Imprimerie de John Lovell (p. 89-90).

XLIX.

LE MÂTIN ET L’ÉPAGNEUL.


« Viens, cher ami Médor, nous irons faire un tour,
« On n’en dîne que mieux lorsqu’on est de retour.
« Ainsi parlait Mouflard, mâtin d’humeur hargneuse,
« Au petit épagneul que j’ai nommé Médor.
« Tu parais hésiter ?… Voyons, viens-tu ?… » — « D’accord,
« Lui répond l’épagneul d’une voix doucereuse.
« Mais où veux-tu flâner, Mouflard, mon bon ami ?… »
— « Au village voisin, c’est à deux pas d’ici,
 « J’y connais plusieurs camarades. »
Voilà nos chiens partis.
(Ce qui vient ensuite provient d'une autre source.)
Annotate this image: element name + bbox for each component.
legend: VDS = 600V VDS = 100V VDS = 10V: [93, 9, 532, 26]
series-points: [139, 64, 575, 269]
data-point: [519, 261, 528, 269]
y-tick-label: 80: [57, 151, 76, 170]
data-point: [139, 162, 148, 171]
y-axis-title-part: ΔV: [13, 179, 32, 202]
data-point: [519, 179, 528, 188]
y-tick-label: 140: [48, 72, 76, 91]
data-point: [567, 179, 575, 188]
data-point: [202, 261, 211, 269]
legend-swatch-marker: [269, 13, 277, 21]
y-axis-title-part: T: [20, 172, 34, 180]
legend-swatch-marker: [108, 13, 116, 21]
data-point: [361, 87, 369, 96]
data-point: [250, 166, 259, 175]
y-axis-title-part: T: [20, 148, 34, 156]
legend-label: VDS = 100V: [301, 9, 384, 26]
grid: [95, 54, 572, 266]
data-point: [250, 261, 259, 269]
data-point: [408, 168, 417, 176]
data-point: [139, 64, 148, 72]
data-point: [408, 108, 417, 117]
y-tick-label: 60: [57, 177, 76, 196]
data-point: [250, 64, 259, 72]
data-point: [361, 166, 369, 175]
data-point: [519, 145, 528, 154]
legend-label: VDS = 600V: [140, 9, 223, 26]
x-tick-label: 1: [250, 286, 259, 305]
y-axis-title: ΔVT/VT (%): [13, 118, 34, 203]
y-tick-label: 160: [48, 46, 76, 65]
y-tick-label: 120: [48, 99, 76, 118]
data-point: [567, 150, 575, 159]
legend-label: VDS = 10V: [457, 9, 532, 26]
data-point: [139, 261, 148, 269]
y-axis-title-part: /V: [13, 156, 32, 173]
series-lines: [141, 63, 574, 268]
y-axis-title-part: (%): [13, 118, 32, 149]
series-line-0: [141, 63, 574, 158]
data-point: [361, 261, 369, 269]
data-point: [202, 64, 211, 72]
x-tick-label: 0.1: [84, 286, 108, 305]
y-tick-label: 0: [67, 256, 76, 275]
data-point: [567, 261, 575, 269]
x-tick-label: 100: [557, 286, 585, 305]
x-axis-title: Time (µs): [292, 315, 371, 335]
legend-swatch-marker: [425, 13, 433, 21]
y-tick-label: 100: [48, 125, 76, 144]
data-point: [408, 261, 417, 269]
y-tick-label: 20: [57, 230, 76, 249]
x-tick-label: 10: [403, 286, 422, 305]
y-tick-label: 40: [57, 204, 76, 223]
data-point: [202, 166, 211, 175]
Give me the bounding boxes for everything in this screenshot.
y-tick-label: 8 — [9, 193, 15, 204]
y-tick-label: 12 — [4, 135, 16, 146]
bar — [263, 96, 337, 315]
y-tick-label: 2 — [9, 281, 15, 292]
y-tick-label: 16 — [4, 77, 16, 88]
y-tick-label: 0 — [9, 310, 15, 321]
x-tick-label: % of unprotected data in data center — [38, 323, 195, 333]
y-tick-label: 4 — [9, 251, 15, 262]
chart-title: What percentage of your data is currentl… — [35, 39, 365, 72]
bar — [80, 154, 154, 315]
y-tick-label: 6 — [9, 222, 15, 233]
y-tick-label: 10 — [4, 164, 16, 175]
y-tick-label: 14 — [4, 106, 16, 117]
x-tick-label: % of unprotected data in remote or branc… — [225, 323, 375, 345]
Ils font mille gambades,
On croirait, à les voir, qu’ils ont perdu l’esprit.
 Bientôt leur course les amène
 Près du village ; ils n’y sont pas encor
 Que déjà monsieur Mouflard mord
Un malheureux barbet, — « Tu me fais de la peine,
 « Lui dit Médor en le flattant.
 « Pourquoi frapper un innocent ?… »
— « Eh ! qu’importe, petit, ce n’est qu’un badinage,
« Répond le grand Mouflard devenu turbulent.
« Nous verrons plus beau jeu là-bas dans le village. »
Les y voilà ; soudain les chiens des villageois
En les apercevant font un affreux vacarme.
Mouflard, en un clin d’œil, vous en étrangle trois.
 Tout le village est aux abois
 Et bientôt on sonne l’alarme.

Mouflard, beau de fureur, le poil droit, l’œil sanglant,
À tous ces chiens unis tient tête bravement,
Mais, aux cris des blessés, chaque habitant arrive,
Qui le bâton ferré, qui la fourche à la main,
On vous assomme le mâtin ;
Médor ayant reçu quelques coups de rotin
Après de grands dangers s’esquive.



Écoutez ce conseil, je le crois excellent.
Si vous êtes d’humeur tranquille et pacifique,
Fuyez, comme un fléau, tout ami pétulant.
Que le sort de Mouflard périssant sous la trique
Et celui de Médor rossé cruellement,
Vous servent d’avertissement.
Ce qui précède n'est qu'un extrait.